Our clients are Investors.  Investors buy companies looking into their future potential.  At times of economic worry, such as today, you should sleep a little easier having a diversified portfolio of quality blue chip, dividend paying companies that are going to weather the storm.  We urge clients to invest and consider the long-term benefits of the economy growing.


Q: So, an Investor needs to stay the course?

A: Even if I was pretty confident that the decline was imminent — and it is possible this summer — you've not only got to get out, you've also got to get in at the right time again.  Your predictions must be right twice.  If you get out now, and the market goes down 15-20%, many investors will be so scared they won't get back in.  My investment strategy is to generally stay-the-course.  I have tended to be comfortable when these economic shake-ups happen.  I don't much like them, but I do like buying on the dips for the long term.  Love it.
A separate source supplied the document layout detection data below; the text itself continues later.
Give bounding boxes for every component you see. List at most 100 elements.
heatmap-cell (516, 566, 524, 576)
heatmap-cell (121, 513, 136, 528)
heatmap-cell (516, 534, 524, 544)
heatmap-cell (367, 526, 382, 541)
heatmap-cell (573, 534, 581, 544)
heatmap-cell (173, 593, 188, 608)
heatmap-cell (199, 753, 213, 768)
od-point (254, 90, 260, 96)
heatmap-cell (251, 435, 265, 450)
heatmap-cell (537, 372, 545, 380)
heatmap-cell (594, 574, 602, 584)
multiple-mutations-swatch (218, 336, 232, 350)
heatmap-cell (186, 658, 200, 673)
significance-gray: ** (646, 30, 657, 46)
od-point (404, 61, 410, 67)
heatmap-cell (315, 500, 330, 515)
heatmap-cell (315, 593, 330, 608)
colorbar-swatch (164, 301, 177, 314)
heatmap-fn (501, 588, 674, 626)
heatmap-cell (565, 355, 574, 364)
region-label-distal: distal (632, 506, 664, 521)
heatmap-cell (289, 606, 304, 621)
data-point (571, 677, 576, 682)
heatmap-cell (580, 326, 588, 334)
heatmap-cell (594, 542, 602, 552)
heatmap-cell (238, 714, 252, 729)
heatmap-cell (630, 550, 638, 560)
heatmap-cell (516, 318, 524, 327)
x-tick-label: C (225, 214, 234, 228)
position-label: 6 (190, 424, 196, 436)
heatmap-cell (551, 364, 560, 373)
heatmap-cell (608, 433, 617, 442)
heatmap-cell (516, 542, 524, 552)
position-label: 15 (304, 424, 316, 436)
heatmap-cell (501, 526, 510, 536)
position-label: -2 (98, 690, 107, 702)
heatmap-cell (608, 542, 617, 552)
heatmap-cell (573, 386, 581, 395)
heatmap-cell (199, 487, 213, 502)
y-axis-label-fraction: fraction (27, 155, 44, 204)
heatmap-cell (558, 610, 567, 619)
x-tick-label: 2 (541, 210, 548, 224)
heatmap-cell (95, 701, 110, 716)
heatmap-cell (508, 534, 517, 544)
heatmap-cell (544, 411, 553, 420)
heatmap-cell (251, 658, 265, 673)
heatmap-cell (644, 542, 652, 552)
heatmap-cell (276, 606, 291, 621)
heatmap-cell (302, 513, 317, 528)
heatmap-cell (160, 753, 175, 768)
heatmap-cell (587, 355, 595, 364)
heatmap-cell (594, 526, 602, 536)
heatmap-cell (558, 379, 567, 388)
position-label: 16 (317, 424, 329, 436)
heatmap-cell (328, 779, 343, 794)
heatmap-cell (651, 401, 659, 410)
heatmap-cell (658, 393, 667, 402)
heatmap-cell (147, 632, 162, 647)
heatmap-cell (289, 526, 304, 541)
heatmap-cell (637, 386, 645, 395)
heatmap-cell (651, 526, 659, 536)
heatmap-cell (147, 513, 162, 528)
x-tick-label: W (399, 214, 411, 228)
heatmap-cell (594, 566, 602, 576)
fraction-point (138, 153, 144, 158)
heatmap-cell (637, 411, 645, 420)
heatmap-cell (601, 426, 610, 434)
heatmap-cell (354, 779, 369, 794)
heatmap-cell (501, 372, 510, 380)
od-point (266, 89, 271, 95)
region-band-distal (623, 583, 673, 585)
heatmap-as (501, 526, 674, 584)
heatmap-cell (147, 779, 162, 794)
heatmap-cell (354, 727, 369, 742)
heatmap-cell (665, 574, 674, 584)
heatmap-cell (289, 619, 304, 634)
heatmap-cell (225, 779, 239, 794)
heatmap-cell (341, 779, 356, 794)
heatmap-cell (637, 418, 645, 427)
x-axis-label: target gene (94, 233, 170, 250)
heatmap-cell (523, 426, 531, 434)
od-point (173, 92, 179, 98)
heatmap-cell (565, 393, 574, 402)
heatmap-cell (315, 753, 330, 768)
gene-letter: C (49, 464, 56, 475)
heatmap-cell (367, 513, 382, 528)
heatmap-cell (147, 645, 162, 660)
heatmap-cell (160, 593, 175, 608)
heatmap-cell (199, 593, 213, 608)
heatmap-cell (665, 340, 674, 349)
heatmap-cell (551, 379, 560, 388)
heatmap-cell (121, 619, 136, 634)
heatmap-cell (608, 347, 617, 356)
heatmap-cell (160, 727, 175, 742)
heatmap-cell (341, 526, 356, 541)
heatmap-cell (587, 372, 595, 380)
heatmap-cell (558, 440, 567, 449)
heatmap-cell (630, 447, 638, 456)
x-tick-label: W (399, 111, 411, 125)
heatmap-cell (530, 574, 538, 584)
Q: Why shouldn't I take my money out of all of these stock and bond indexes and just put it in cash or a CD?

A: This choice may be right for the short-term, but I suggest you consider what you are going to do next.  A good bit of this decline has most likely already occurred.  If you could get out and get into CDs when the market was 30% higher than it is now, that would have been a very nice thing to have done.  People are always bullish at the highs and bearish on the way down.  So, you're buying at the highs and selling at the lows.  

I would advise against ever doing 100% of anything.  It's never a good idea to time the market.  In the long run, investing is not about markets at all.  Investing is about enjoying the returns earned by businesses.  The stock market is nothing but a giant distraction in that quest to acquire returns that businesses earn.  It over-magnifies everything.  Investors get scared.  Their advisors get scared.  And the result is exactly what we're experiencing now — a bit of a mess.


Q: People are saying we could see a repeat of what happened to the stock market in 1987 or worse.  Do you think that's the case?

A: 1987 was nothing!  In a short period — one day — it was pretty much all over.  The market went down a bit less than 25% but by the end of the year, it was up 3%.  I’ll repeat, 1987 was an up year in the market.  I cannot predict if 2020 will be the same, but if people are saying that it could be like 1987, they should pray that it is!


Q: Can you leave us all with some final words?

A: Sure.  In my over 30 years in the industry, I have seen 20% declines ten times.  I have also worked through four recessions.  They are no fun.  The biggest take away from all of the events, the market came back and flew to new highs.  I have no reason to doubt this could take place again.  

Most of our clients have been with us for many years.  We have been through a few bears markets.  Try not to live or die by the daily headline news or current stock prices.  The media knows bad news sells.  To take a line from Shakespeare, a day of movements in the market is like "a tale told by an idiot — full of sound and fury, signifying nothing.”  My best advice is not to get side-swiped by the daily news – think long term and have faith in your individualized portfolio.